Une fièvre dans les yeux rougis.
Un doux mélange de gentillesse et d’ironie aussi.
Il n’a dans ma langue pas les mots pour dire.
Je n’en ai pas davantage dans la sienne.
Nous voilà bien.

Il est là, qui attend que quelque chose se passe.
À ce moment-là, nous nous ressemblons.
Me fait comprendre qu’il aimerait un sandwich et de l’eau.
Que je vais lui quérir.

Je ne lui ai pas proposé de venir boire un café
dans mon petit appartement.
Parce que j’avais honte d’en avoir un ?
Ou parce que je craignais qu’il me dise oui ?


Ou alors, s’envoler.

Une enfant qui semble s’envoler
par peur de s’ennuyer.

Les parents, à un demi jet de pierre,
ne la voient pas.
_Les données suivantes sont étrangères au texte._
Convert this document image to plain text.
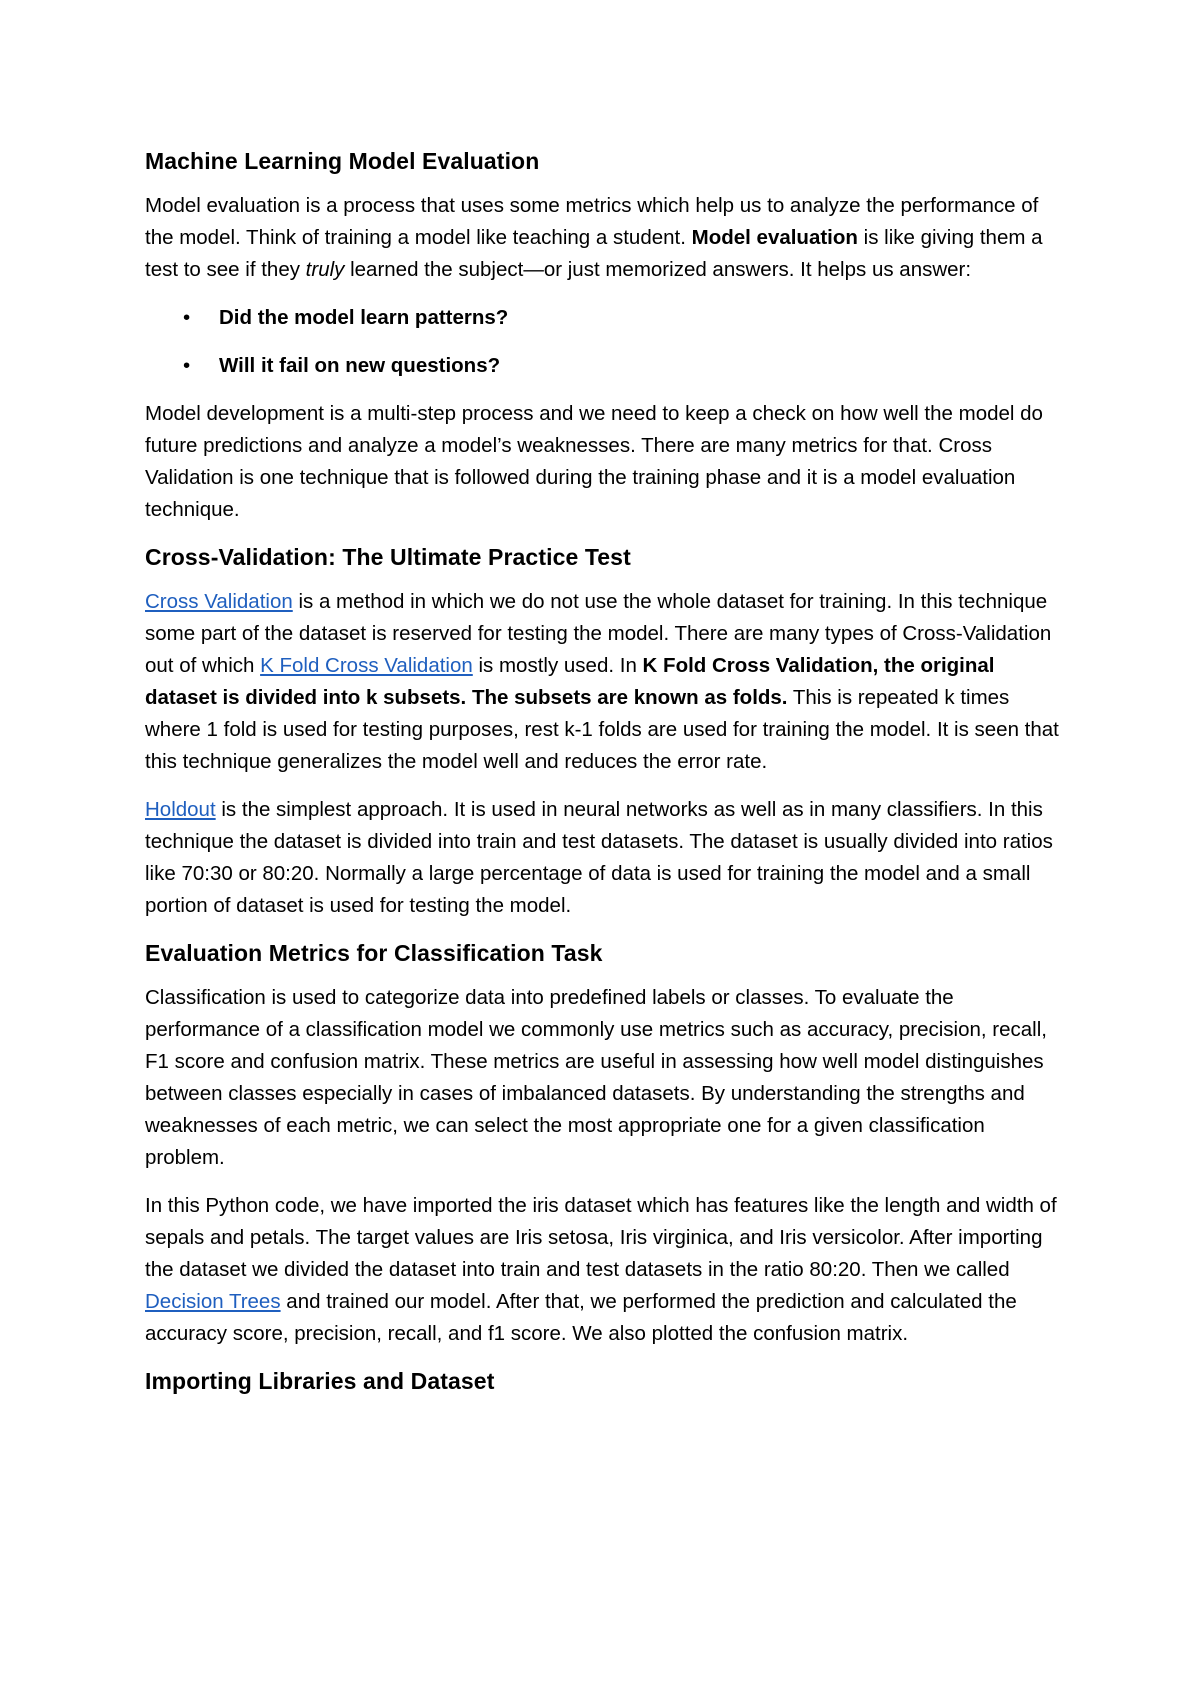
Machine Learning Model Evaluation

Model evaluation is a process that uses some metrics which help us to analyze the performance of the model. Think of training a model like teaching a student. Model evaluation is like giving them a test to see if they truly learned the subject—or just memorized answers. It helps us answer:

• Did the model learn patterns?
• Will it fail on new questions?

Model development is a multi-step process and we need to keep a check on how well the model do future predictions and analyze a model’s weaknesses. There are many metrics for that. Cross Validation is one technique that is followed during the training phase and it is a model evaluation technique.

Cross-Validation: The Ultimate Practice Test

Cross Validation is a method in which we do not use the whole dataset for training. In this technique some part of the dataset is reserved for testing the model. There are many types of Cross-Validation out of which K Fold Cross Validation is mostly used. In K Fold Cross Validation, the original dataset is divided into k subsets. The subsets are known as folds. This is repeated k times where 1 fold is used for testing purposes, rest k-1 folds are used for training the model. It is seen that this technique generalizes the model well and reduces the error rate.

Holdout is the simplest approach. It is used in neural networks as well as in many classifiers. In this technique the dataset is divided into train and test datasets. The dataset is usually divided into ratios like 70:30 or 80:20. Normally a large percentage of data is used for training the model and a small portion of dataset is used for testing the model.

Evaluation Metrics for Classification Task

Classification is used to categorize data into predefined labels or classes. To evaluate the performance of a classification model we commonly use metrics such as accuracy, precision, recall, F1 score and confusion matrix. These metrics are useful in assessing how well model distinguishes between classes especially in cases of imbalanced datasets. By understanding the strengths and weaknesses of each metric, we can select the most appropriate one for a given classification problem.

In this Python code, we have imported the iris dataset which has features like the length and width of sepals and petals. The target values are Iris setosa, Iris virginica, and Iris versicolor. After importing the dataset we divided the dataset into train and test datasets in the ratio 80:20. Then we called Decision Trees and trained our model. After that, we performed the prediction and calculated the accuracy score, precision, recall, and f1 score. We also plotted the confusion matrix.

Importing Libraries and Dataset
Ou déjà plus.
Trop habitués à ses virevoltes peut-être.

Après deux pas de danse qui n’en étaient pas,
elle m’a fixé de ses yeux noirs.

Était-elle belle ?
Une seule seconde, elle en a peut-être douté.
Pas davantage.

Ce doute d’une seconde, je l’ai raté.
Le temps de, il était déjà trop tard.

Consolation, ce pied de nez fait à l’ennui :
la danse ?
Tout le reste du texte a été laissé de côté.